Writing

Software, technology, sysadmin war stories, and more. Feed
Sunday, February 10, 2013

The corporate "buckets of money" problem

Back in Friday's post about "downselling" bad products that I didn't want to support, I had a reference to the "buckets of money problem". I realized today that I probably haven't adequately explained what I meant by this. A trivial web search doesn't turn up anything useful, so it's probably something I picked up locally which hasn't been widely shared yet.

I learned this particular term in my most recent stint in corporate America. Generally, it refers to the practice of pushing problems around in order to fix your own budget problem while screwing over someone else. This seems to start happening once a company gets big enough to where it is no longer a single entity with a shared goal but instead is more like a series of warring fiefdoms all jockeying to get their slice of the pie.

I'll try to provide some examples so this can make more sense. Imagine you're at a company which has a big process for performing some task in software. It might be calculating the company's financials, compiling source code into object files, or rendering the latest CGI movie with characters who raise one eyebrow.

Everything seems to be running fine. Then, one quarter, the people who run the processing pipeline stuff decide to make a change.

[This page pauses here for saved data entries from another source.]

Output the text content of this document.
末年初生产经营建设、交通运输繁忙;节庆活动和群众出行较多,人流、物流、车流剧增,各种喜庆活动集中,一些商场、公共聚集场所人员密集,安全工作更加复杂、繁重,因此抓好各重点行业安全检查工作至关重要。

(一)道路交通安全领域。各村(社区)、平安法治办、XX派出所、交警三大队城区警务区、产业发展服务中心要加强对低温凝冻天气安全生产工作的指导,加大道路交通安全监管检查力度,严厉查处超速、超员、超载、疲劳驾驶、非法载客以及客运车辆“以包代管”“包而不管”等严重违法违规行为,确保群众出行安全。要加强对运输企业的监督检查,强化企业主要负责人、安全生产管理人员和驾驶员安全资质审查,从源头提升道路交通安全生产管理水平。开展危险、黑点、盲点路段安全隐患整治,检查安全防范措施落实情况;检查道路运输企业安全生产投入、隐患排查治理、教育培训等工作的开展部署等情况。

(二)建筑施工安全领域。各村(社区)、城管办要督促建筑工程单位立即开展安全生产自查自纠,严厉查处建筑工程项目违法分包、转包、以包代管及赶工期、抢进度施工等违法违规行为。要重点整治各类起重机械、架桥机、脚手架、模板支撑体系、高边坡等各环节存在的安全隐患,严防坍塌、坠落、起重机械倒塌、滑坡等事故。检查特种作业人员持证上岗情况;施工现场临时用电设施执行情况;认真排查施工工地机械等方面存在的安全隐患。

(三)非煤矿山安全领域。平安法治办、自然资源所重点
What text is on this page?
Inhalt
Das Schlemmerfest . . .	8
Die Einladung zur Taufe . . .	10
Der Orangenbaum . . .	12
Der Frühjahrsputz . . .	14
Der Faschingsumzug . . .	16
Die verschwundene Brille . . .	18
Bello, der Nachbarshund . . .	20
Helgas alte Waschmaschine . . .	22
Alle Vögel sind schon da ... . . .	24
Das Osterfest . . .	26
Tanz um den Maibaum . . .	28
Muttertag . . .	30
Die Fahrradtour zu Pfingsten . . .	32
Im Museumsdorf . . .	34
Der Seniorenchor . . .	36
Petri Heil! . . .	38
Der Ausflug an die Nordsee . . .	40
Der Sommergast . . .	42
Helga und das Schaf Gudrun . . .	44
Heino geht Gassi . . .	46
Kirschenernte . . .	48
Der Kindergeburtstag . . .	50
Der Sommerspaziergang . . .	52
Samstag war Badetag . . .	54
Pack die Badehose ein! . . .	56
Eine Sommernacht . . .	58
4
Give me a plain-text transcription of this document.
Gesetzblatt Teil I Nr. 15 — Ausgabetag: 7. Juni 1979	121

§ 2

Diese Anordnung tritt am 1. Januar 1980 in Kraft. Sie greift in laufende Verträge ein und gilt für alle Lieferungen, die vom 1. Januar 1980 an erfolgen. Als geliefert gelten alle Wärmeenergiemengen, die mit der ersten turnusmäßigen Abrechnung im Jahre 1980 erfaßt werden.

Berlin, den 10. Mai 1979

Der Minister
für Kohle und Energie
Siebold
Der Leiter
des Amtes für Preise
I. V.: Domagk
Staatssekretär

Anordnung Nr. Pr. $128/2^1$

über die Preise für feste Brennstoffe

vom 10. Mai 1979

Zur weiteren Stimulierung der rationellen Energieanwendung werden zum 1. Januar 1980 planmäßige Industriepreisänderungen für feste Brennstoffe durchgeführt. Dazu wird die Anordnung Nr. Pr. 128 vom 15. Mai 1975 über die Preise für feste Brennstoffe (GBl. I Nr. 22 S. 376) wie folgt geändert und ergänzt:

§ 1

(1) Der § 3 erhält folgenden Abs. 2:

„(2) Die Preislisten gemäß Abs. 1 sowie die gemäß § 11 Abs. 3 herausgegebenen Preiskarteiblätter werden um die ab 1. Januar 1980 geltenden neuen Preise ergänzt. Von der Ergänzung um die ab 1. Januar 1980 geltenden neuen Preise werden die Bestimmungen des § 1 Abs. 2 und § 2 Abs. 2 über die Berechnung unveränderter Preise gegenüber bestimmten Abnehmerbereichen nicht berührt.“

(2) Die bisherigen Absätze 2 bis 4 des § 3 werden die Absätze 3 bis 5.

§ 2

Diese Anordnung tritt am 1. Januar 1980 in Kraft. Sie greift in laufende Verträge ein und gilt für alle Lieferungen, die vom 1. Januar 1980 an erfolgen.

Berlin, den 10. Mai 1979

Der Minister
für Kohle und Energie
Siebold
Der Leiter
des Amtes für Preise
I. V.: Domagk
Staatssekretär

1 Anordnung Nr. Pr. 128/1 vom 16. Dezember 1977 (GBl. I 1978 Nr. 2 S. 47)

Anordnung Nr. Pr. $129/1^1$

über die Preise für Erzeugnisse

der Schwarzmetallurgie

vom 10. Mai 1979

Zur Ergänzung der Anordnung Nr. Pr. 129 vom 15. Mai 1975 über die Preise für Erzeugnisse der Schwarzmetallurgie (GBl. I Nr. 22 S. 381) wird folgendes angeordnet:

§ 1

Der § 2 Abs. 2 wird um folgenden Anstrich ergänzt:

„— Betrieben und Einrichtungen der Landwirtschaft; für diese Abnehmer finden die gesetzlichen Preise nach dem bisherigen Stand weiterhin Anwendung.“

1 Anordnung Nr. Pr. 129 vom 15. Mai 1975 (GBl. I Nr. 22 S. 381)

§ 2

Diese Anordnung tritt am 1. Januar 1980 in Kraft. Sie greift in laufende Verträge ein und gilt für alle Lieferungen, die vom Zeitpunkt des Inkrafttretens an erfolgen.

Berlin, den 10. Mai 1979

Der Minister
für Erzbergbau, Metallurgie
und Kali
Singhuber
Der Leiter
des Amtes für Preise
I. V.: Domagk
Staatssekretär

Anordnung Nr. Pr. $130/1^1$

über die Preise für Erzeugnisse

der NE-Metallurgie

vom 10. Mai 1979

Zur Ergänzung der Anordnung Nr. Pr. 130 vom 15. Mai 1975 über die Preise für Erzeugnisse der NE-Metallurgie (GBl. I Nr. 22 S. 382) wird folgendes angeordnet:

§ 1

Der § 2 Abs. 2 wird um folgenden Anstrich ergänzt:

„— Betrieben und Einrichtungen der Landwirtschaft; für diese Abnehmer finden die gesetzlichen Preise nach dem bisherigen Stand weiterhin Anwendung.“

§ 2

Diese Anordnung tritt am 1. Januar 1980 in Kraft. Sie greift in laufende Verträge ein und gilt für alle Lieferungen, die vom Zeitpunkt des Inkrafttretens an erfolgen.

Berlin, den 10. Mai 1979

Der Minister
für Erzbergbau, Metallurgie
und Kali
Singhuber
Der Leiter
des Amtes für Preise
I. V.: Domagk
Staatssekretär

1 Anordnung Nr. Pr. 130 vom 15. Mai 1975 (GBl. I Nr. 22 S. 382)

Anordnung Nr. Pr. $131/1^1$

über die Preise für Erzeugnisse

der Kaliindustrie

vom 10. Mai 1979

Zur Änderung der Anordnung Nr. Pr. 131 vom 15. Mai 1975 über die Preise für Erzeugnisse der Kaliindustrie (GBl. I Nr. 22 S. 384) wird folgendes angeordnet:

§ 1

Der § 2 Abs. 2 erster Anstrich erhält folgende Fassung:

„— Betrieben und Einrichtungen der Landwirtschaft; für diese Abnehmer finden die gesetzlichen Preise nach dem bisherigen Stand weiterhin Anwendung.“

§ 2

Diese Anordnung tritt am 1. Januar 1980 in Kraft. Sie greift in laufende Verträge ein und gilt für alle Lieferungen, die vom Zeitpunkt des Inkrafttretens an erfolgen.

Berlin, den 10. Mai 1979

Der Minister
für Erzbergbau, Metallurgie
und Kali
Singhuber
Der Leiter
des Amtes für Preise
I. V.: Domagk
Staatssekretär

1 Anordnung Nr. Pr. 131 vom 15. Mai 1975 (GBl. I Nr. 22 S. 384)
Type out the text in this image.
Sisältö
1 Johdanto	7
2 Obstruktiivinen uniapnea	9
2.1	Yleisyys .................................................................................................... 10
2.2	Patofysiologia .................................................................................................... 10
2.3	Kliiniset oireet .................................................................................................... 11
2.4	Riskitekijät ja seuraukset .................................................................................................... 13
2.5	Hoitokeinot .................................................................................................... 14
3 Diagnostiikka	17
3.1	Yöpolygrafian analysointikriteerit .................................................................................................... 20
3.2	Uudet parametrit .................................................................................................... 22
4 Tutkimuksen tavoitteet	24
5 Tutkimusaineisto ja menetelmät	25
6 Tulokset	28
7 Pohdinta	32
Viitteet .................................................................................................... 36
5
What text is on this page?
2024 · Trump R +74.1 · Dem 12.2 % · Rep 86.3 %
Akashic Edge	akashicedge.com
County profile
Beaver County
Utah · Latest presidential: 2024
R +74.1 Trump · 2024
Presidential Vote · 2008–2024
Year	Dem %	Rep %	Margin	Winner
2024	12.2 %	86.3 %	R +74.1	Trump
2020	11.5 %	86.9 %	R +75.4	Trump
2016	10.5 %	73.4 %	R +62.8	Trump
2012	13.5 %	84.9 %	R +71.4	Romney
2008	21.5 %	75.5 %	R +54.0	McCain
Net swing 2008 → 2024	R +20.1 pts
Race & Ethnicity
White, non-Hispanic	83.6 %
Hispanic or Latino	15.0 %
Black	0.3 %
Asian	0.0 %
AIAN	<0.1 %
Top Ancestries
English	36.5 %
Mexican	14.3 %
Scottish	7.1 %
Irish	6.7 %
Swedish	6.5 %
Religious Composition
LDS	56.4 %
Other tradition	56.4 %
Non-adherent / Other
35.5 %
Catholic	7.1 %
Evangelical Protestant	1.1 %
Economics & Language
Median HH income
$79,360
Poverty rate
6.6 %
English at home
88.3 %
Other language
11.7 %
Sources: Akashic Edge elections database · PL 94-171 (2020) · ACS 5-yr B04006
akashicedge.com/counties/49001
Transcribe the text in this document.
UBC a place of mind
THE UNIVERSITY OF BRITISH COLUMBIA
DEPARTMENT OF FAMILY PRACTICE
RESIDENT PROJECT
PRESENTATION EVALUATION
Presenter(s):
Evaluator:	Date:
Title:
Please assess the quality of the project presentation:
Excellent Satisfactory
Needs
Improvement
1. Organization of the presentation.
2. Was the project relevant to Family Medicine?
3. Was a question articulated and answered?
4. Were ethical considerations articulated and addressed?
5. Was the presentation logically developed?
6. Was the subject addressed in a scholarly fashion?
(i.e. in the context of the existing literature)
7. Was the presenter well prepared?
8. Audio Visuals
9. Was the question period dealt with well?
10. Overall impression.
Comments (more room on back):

They are no longer going to run caching servers to maintain copies of intermediate files which are generated during a job. These cache files must now be stored somewhere else, or (more likely) they won't be cached at all. They will have to be rebuilt every time someone encounters it.

By dropping this requirement in their systems, they no longer have to maintain a bunch of storage nodes and the personnel required to run them. They get to chop out a big on-call system and all of the other infrastructure which was propping it up. They might even get to sell off some assets which are no longer needed.

Of course, that's not the end of it. Right away, all of the people who run jobs on this platform find that they take much longer to complete. In addition to that, their workstations now become noticeably slower under the load. Previously, you could go off and do something else like browsing the web or reading your mail. Now that the workstation has to recalculate all of this stuff every time, it's starved for CPU time and this makes the web browsers and mail clients drag. The box is now basically unusable while a job is running.

One way to fix this would be for some other team to provide storage space for caching these results. This would still make someone pay the "lag" price on their workstation for initially calculating something, but then everyone else would benefit from it. It might seem this was okay since it would "spread out the pain" and no one person would seem singled out.

Of course, the people who wind up hitting something like this the most are the ones who are out in front. They are the first to use the newest input files, and thus encounter the not-yet-cached situation all the time. Maybe they get to the office early, or they stay on top of their workload so they aren't always running several days behind. The point is, these people now suffer for being on the leading edge, and they wind up taking the hit for everyone else behind them.

There's an obvious cost here, which is for this new storage team to provide oodles of disk space. Someone has to buy all of those "filer" boxes and wrangle Kerberized NFS and everything else so that these cached files can live somewhere. That sort of thing isn't free.

There's another cost here, though. Did you spot it?

I'm talking about the opportunity cost for the engineers. Their toolset has been degraded, and now they can't get things done nearly as quickly as they did before. They also now have to deal with a bunch of extra hassles like a workstation which gets so slow that they can watch their windows redraw themselves. If things get really bad, they can make abstract art by dragging things around because the machine is too slow to clean up after all of the old window positions.

This is a cognitive load which never existed before. It's one of those small things which might annoy someone just enough to knock them out of the zone more often than before. If a lot of "luck" with building successful things is being in the right place at the right time, then anything which kicks you out of that mental sweet spot is effectively the same as having really bad luck.

But hey, at least the pipeline processing team got to improve their numbers! Not having to run that whole caching infrastructure gave them a serious uptick in their numbers! How cool is that?

Who cares if some other groups are paying more as a direct result. They don't affect our numbers, and our numbers are awesome! Go us! Trips to Vegas for all of the managers!

So, there you have it: buckets of money in a corporate environment.